Decía mi abuela, una mujer sabia, que mi padre no tenía muchas luces, que era un hombre trabajador, sí, y honesto, pero de pocas luces. Su hija, en cambio, mi madre, había dado a luz a seis hijos como seis soles, todos sanos y listos como ella, con esa inteligencia natural que solo unas pocas personas poseen.

Mi abuela hacía las cosas sin importarle la opinión de las vecinas. Haz lo que tengas que hacer y que sea a plena luz del día, me decía, sé valiente, vete derecha al meollo de los asuntos, nada de hacer luz de gas, nada de medias tintas. Más vale ponerse una vez colorado que ciento amarillo.

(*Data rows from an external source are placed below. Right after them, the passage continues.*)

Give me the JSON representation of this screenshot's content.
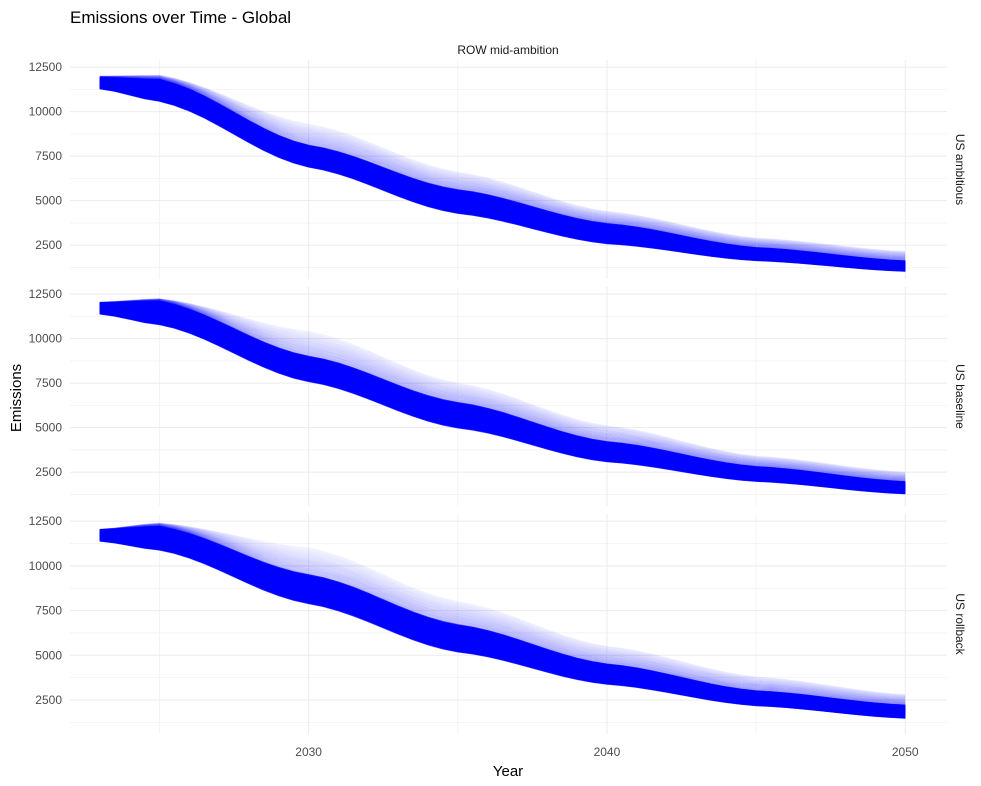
{
  "chart_data": {
    "type": "line",
    "title": "Emissions over Time - Global",
    "facet_column": "ROW mid-ambition",
    "xlabel": "Year",
    "ylabel": "Emissions",
    "xlim": [
      2022,
      2051.4
    ],
    "x_ticks": [
      2030,
      2040,
      2050
    ],
    "x_tick_labels": [
      "2030",
      "2040",
      "2050"
    ],
    "ylim": [
      600,
      12900
    ],
    "y_ticks": [
      2500,
      5000,
      7500,
      10000,
      12500
    ],
    "y_tick_labels": [
      "2500",
      "5000",
      "7500",
      "10000",
      "12500"
    ],
    "grid": true,
    "line_color": "#0000ff",
    "legend": "none",
    "x": [
      2023,
      2025,
      2030,
      2035,
      2040,
      2045,
      2050
    ],
    "panels": [
      {
        "label": "US ambitious",
        "lower": [
          11300,
          10600,
          6900,
          4300,
          2600,
          1650,
          1050
        ],
        "dense_upper": [
          11900,
          11800,
          8100,
          5600,
          3700,
          2350,
          1600
        ],
        "sparse_upper": [
          12000,
          12050,
          9300,
          6600,
          4400,
          2900,
          2150
        ]
      },
      {
        "label": "US baseline",
        "lower": [
          11400,
          10800,
          7600,
          5000,
          3100,
          2000,
          1300
        ],
        "dense_upper": [
          12000,
          12100,
          9000,
          6400,
          4200,
          2800,
          1950
        ],
        "sparse_upper": [
          12050,
          12250,
          10400,
          7500,
          5100,
          3400,
          2500
        ]
      },
      {
        "label": "US rollback",
        "lower": [
          11400,
          10900,
          7900,
          5200,
          3400,
          2200,
          1500
        ],
        "dense_upper": [
          12000,
          12200,
          9500,
          6700,
          4500,
          3000,
          2200
        ],
        "sparse_upper": [
          12050,
          12400,
          11000,
          8000,
          5500,
          3800,
          2800
        ]
      }
    ]
  }
}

Mi hermano Demetrio era un ser de luz, una persona llena de alegría, de esas que hacen de este mundo un sitio mejor. Mi abuela le adoraba, como todos, por otra parte, hasta que salió del armario. Cuando su homosexualidad salió a la luz, mi abuela no supo qué hacer con tanta verdad, no comprendía que «ese tipo de cosas» tuvieran que decirse públicamente. ¿Qué falta hacía?

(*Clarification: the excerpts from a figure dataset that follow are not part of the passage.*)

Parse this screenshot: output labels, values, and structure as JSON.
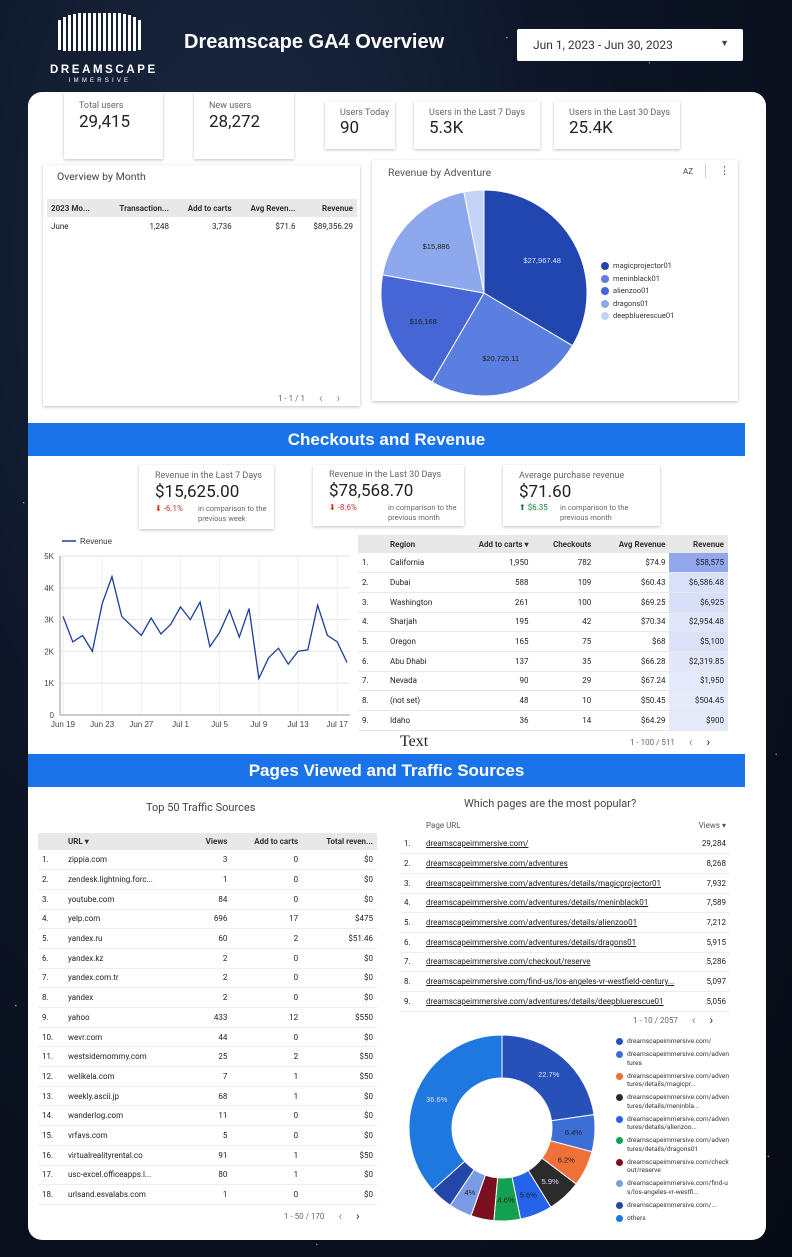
{
  "header": {
    "title": "Dreamscape GA4 Overview",
    "logo_text": "DREAMSCAPE",
    "logo_sub": "IMMERSIVE",
    "date_range": "Jun 1, 2023 - Jun 30, 2023"
  },
  "scorecards": [
    {
      "label": "Total users",
      "value": "29,415"
    },
    {
      "label": "New users",
      "value": "28,272"
    },
    {
      "label": "Users Today",
      "value": "90"
    },
    {
      "label": "Users in the Last 7 Days",
      "value": "5.3K"
    },
    {
      "label": "Users in the Last 30 Days",
      "value": "25.4K"
    }
  ],
  "overview_by_month": {
    "title": "Overview by Month",
    "columns": [
      "2023 Mo...",
      "Transaction...",
      "Add to carts",
      "Avg Reven...",
      "Revenue"
    ],
    "rows": [
      [
        "June",
        "1,248",
        "3,736",
        "$71.6",
        "$89,356.29"
      ]
    ],
    "pager": "1 - 1 / 1"
  },
  "revenue_by_adventure": {
    "title": "Revenue by Adventure",
    "sort_icon": "AZ"
  },
  "section1": {
    "title": "Checkouts and Revenue"
  },
  "revenue_cards": [
    {
      "label": "Revenue in the Last 7 Days",
      "value": "$15,625.00",
      "delta": "-6.1%",
      "direction": "down",
      "note": "in comparison to the previous week"
    },
    {
      "label": "Revenue in the Last 30 Days",
      "value": "$78,568.70",
      "delta": "-8.6%",
      "direction": "down",
      "note": "in comparison to the previous month"
    },
    {
      "label": "Average purchase revenue",
      "value": "$71.60",
      "delta": "$6.35",
      "direction": "up",
      "note": "in comparison to the previous month"
    }
  ],
  "region_table": {
    "columns": [
      "Region",
      "Add to carts",
      "Checkouts",
      "Avg Revenue",
      "Revenue"
    ],
    "rows": [
      [
        "1.",
        "California",
        "1,950",
        "782",
        "$74.9",
        "$58,575"
      ],
      [
        "2.",
        "Dubai",
        "588",
        "109",
        "$60.43",
        "$6,586.48"
      ],
      [
        "3.",
        "Washington",
        "261",
        "100",
        "$69.25",
        "$6,925"
      ],
      [
        "4.",
        "Sharjah",
        "195",
        "42",
        "$70.34",
        "$2,954.48"
      ],
      [
        "5.",
        "Oregon",
        "165",
        "75",
        "$68",
        "$5,100"
      ],
      [
        "6.",
        "Abu Dhabi",
        "137",
        "35",
        "$66.28",
        "$2,319.85"
      ],
      [
        "7.",
        "Nevada",
        "90",
        "29",
        "$67.24",
        "$1,950"
      ],
      [
        "8.",
        "(not set)",
        "48",
        "10",
        "$50.45",
        "$504.45"
      ],
      [
        "9.",
        "Idaho",
        "36",
        "14",
        "$64.29",
        "$900"
      ]
    ],
    "pager": "1 - 100 / 511",
    "text_label": "Text"
  },
  "section2": {
    "title": "Pages Viewed and Traffic Sources"
  },
  "traffic_table": {
    "title": "Top 50 Traffic Sources",
    "columns": [
      "URL",
      "Views",
      "Add to carts",
      "Total reven..."
    ],
    "rows": [
      [
        "1.",
        "zippia.com",
        "3",
        "0",
        "$0"
      ],
      [
        "2.",
        "zendesk.lightning.forc...",
        "1",
        "0",
        "$0"
      ],
      [
        "3.",
        "youtube.com",
        "84",
        "0",
        "$0"
      ],
      [
        "4.",
        "yelp.com",
        "696",
        "17",
        "$475"
      ],
      [
        "5.",
        "yandex.ru",
        "60",
        "2",
        "$51.46"
      ],
      [
        "6.",
        "yandex.kz",
        "2",
        "0",
        "$0"
      ],
      [
        "7.",
        "yandex.com.tr",
        "2",
        "0",
        "$0"
      ],
      [
        "8.",
        "yandex",
        "2",
        "0",
        "$0"
      ],
      [
        "9.",
        "yahoo",
        "433",
        "12",
        "$550"
      ],
      [
        "10.",
        "wevr.com",
        "44",
        "0",
        "$0"
      ],
      [
        "11.",
        "westsidemommy.com",
        "25",
        "2",
        "$50"
      ],
      [
        "12.",
        "welikela.com",
        "7",
        "1",
        "$50"
      ],
      [
        "13.",
        "weekly.ascii.jp",
        "68",
        "1",
        "$0"
      ],
      [
        "14.",
        "wanderlog.com",
        "11",
        "0",
        "$0"
      ],
      [
        "15.",
        "vrfavs.com",
        "5",
        "0",
        "$0"
      ],
      [
        "16.",
        "virtualrealityrental.co",
        "91",
        "1",
        "$50"
      ],
      [
        "17.",
        "usc-excel.officeapps.l...",
        "80",
        "1",
        "$0"
      ],
      [
        "18.",
        "urlsand.esvalabs.com",
        "1",
        "0",
        "$0"
      ]
    ],
    "pager": "1 - 50 / 170"
  },
  "pages_table": {
    "title": "Which pages are the most popular?",
    "columns": [
      "Page URL",
      "Views"
    ],
    "rows": [
      [
        "1.",
        "dreamscapeimmersive.com/",
        "29,284"
      ],
      [
        "2.",
        "dreamscapeimmersive.com/adventures",
        "8,268"
      ],
      [
        "3.",
        "dreamscapeimmersive.com/adventures/details/magicprojector01",
        "7,932"
      ],
      [
        "4.",
        "dreamscapeimmersive.com/adventures/details/meninblack01",
        "7,589"
      ],
      [
        "5.",
        "dreamscapeimmersive.com/adventures/details/alienzoo01",
        "7,212"
      ],
      [
        "6.",
        "dreamscapeimmersive.com/adventures/details/dragons01",
        "5,915"
      ],
      [
        "7.",
        "dreamscapeimmersive.com/checkout/reserve",
        "5,286"
      ],
      [
        "8.",
        "dreamscapeimmersive.com/find-us/los-angeles-vr-westfield-century...",
        "5,097"
      ],
      [
        "9.",
        "dreamscapeimmersive.com/adventures/details/deepbluerescue01",
        "5,056"
      ]
    ],
    "pager": "1 - 10 / 2057"
  },
  "chart_data": [
    {
      "type": "pie",
      "title": "Revenue by Adventure",
      "categories": [
        "magicprojector01",
        "meninblack01",
        "alienzoo01",
        "dragons01",
        "deepbluerescue01"
      ],
      "values": [
        27967.48,
        20725.11,
        16168,
        15886,
        2609
      ],
      "labels": [
        "$27,967.48",
        "$20,725.11",
        "$16,168",
        "$15,886",
        ""
      ],
      "colors": [
        "#2146b0",
        "#5b7fe0",
        "#4566d4",
        "#8ea8ee",
        "#c5d3f8"
      ],
      "legend": "right"
    },
    {
      "type": "line",
      "series": [
        {
          "name": "Revenue",
          "color": "#1c3d9e",
          "values": [
            3100,
            2300,
            2500,
            2000,
            3500,
            4350,
            3100,
            2800,
            2500,
            3050,
            2550,
            2850,
            3400,
            3000,
            3550,
            2150,
            2600,
            3300,
            2450,
            3350,
            1150,
            1800,
            2100,
            1600,
            2000,
            2050,
            3450,
            2500,
            2300,
            1650
          ]
        }
      ],
      "x": [
        "Jun 19",
        "Jun 20",
        "Jun 21",
        "Jun 22",
        "Jun 23",
        "Jun 24",
        "Jun 25",
        "Jun 26",
        "Jun 27",
        "Jun 28",
        "Jun 29",
        "Jun 30",
        "Jul 1",
        "Jul 2",
        "Jul 3",
        "Jul 4",
        "Jul 5",
        "Jul 6",
        "Jul 7",
        "Jul 8",
        "Jul 9",
        "Jul 10",
        "Jul 11",
        "Jul 12",
        "Jul 13",
        "Jul 14",
        "Jul 15",
        "Jul 16",
        "Jul 17",
        "Jul 18"
      ],
      "x_ticks": [
        "Jun 19",
        "Jun 23",
        "Jun 27",
        "Jul 1",
        "Jul 5",
        "Jul 9",
        "Jul 13",
        "Jul 17"
      ],
      "y_ticks": [
        "0",
        "1K",
        "2K",
        "3K",
        "4K",
        "5K"
      ],
      "ylim": [
        0,
        5000
      ],
      "legend": "top-left",
      "grid": true
    },
    {
      "type": "pie",
      "donut": true,
      "categories": [
        "dreamscapeimmersive.com/",
        "dreamscapeimmersive.com/adventures",
        "dreamscapeimmersive.com/adventures/details/magicpr...",
        "dreamscapeimmersive.com/adventures/details/meninbla...",
        "dreamscapeimmersive.com/adventures/details/alienzoo...",
        "dreamscapeimmersive.com/adventures/details/dragons01",
        "dreamscapeimmersive.com/checkout/reserve",
        "dreamscapeimmersive.com/find-us/los-angeles-vr-westfi...",
        "dreamscapeimmersive.com/...",
        "others"
      ],
      "values": [
        22.7,
        6.4,
        6.2,
        5.9,
        5.6,
        4.6,
        4.0,
        4.0,
        4.0,
        36.6
      ],
      "labels": [
        "22.7%",
        "6.4%",
        "6.2%",
        "5.9%",
        "5.6%",
        "4.6%",
        "",
        "4%",
        "",
        "36.6%"
      ],
      "colors": [
        "#2750b8",
        "#3b6fd6",
        "#f0703a",
        "#2b2b2b",
        "#2563eb",
        "#12a150",
        "#7a0f1f",
        "#7b9be6",
        "#2347a8",
        "#1e78e0"
      ],
      "legend": "right"
    }
  ]
}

La luz se fue apagando en los ojos de mi abuela. Ella, la feliz matriarca de una familia sin tacha, se sintió de pronto humillada. Se quedaba en casa con las cortinas echadas, y cuando la luz del día se iba, ella no encendía las luces. Empezó a vivir en la penumbra, escondida en las sombras.

Una mañana, con las primeras luces del día, Demetrio se fue. No podía soportar ver a su abuela en ese estado ni pensar que era su vergüenza. Dicen que le vieron en la capital, que sigue siendo un ser de luz, que parece feliz, aunque afirma categórico que su abuela murió hace muchos años.